En la foto de nuestro mapa de medios vamos a encontrar una fuerte concentración de voces, que se consolidó pese al desarrollo de las tecnologías móviles y las redes sociales. Los tres medios con más llegada al público tienen un perfil ideológico muy similar y no dudan en utilizar cualquier desliz para generar clickbait e indignación. Desde 2008 el mito de la neutralidad informativa quedó abolido, los medios son actores políticos con sus alianzas e intereses. Eso también está presente en las personas que reciben los mensajes, que leen desde sus marcos y experiencias personales. Por eso la recepción es un fenómeno complejo, donde intervienen una diversidad de factores que rompen con la idea de una linealidad de discursos. Los sesgos cognitivos existen, pero eso también es una herramienta para desconfiar (ya sea con búsquedas de información más especializada o ya sea mediante teorías conspirativas, todo puede suceder) de lo que dicen los periodistas. El miedo al descrédito lleva a que la rigidez editorial sea problemática, más en tiempos donde las redes sociales y los espacios de comunicación se han ampliado y diseminado. La reticencia de los medios tradicionales puede pagarse caro en términos comerciales. Y como empresas no se pueden dar el lujo de perder audiencia.
Toda lectura es negociada. Si desconocemos sobre un tema (parece algo muy lejano) la capacidad de hacer un ejercicio crítico es limitada, pero si tenemos información podemos generar un contrapunto, una oposición a los que nos dicen. A veces contamos con mayores herramientas, en otras todo es más difuso.
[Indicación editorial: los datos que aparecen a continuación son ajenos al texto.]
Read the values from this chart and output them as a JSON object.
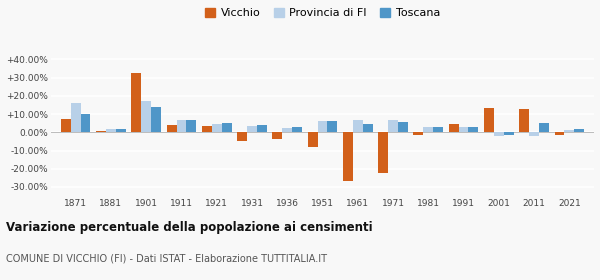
{
  "years": [
    1871,
    1881,
    1901,
    1911,
    1921,
    1931,
    1936,
    1951,
    1961,
    1971,
    1981,
    1991,
    2001,
    2011,
    2021
  ],
  "vicchio": [
    7.5,
    0.5,
    32.5,
    4.0,
    3.5,
    -5.0,
    -3.5,
    -8.0,
    -27.0,
    -22.5,
    -1.5,
    4.5,
    13.5,
    13.0,
    -1.5
  ],
  "provincia_fi": [
    16.0,
    2.0,
    17.0,
    6.5,
    4.5,
    3.5,
    2.5,
    6.0,
    7.0,
    7.0,
    3.0,
    3.0,
    -2.0,
    -2.0,
    1.5
  ],
  "toscana": [
    10.0,
    2.0,
    14.0,
    6.5,
    5.0,
    4.0,
    3.0,
    6.0,
    4.5,
    5.5,
    3.0,
    3.0,
    -1.5,
    5.0,
    2.0
  ],
  "color_vicchio": "#d2601a",
  "color_provincia": "#b8d0e8",
  "color_toscana": "#4f96c8",
  "ylim": [
    -35,
    45
  ],
  "yticks": [
    -30,
    -20,
    -10,
    0,
    10,
    20,
    30,
    40
  ],
  "ytick_labels": [
    "-30.00%",
    "-20.00%",
    "-10.00%",
    "0.00%",
    "+10.00%",
    "+20.00%",
    "+30.00%",
    "+40.00%"
  ],
  "title": "Variazione percentuale della popolazione ai censimenti",
  "subtitle": "COMUNE DI VICCHIO (FI) - Dati ISTAT - Elaborazione TUTTITALIA.IT",
  "legend_labels": [
    "Vicchio",
    "Provincia di FI",
    "Toscana"
  ],
  "bar_width": 0.28,
  "background_color": "#f8f8f8",
  "grid_color": "#ffffff"
}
En tiempos de redes sociales y de gambeteo a los robots que se encargan de bajar todo contenido potencialmente sensible a cierta moral pública, existen espacios y cuentas que cumplen un rol fundamental de difusión de prácticas de autocuidado (considerando el después también: el descanso, la alimentación, la actividad física y la gestión de las emociones importan). Se pueden recomendar algunas: los pioneros de Échele Cabeza en Colombia, ARDA (que realizaron el folleto de la discordia), Energy Control en España, etcétera. Por suerte, ya no sólo están los nostálgicos de Fleco y Male que obturan un debate serio e informado sobre una temática que requiere una discusión frontal y sin falsos moralismos: el aumento del consumo registrado en la última década no se afronta con una negación solipsista, sino con políticas públicas consistentes e información basada en evidencia. Discutir los mitos que existen acá es un primer paso para asumir al uso de sustancias como lo que es: una cuestión de salud pública y no una cuestión penal (como bonus track, podemos mencionar dos cuestiones más: la derogación de la vetusta ley 23737 y la reglamentación del Plan de Abordaje Integral para los Consumos Problemáticos –que incluye la reducción de riesgos y daños–). Lo importante es saberlo comunicar.
*Alejandro Miguez. Lic. en Comunicación Social, integrante de Reset – Política de Drogas y Derechos Humanos.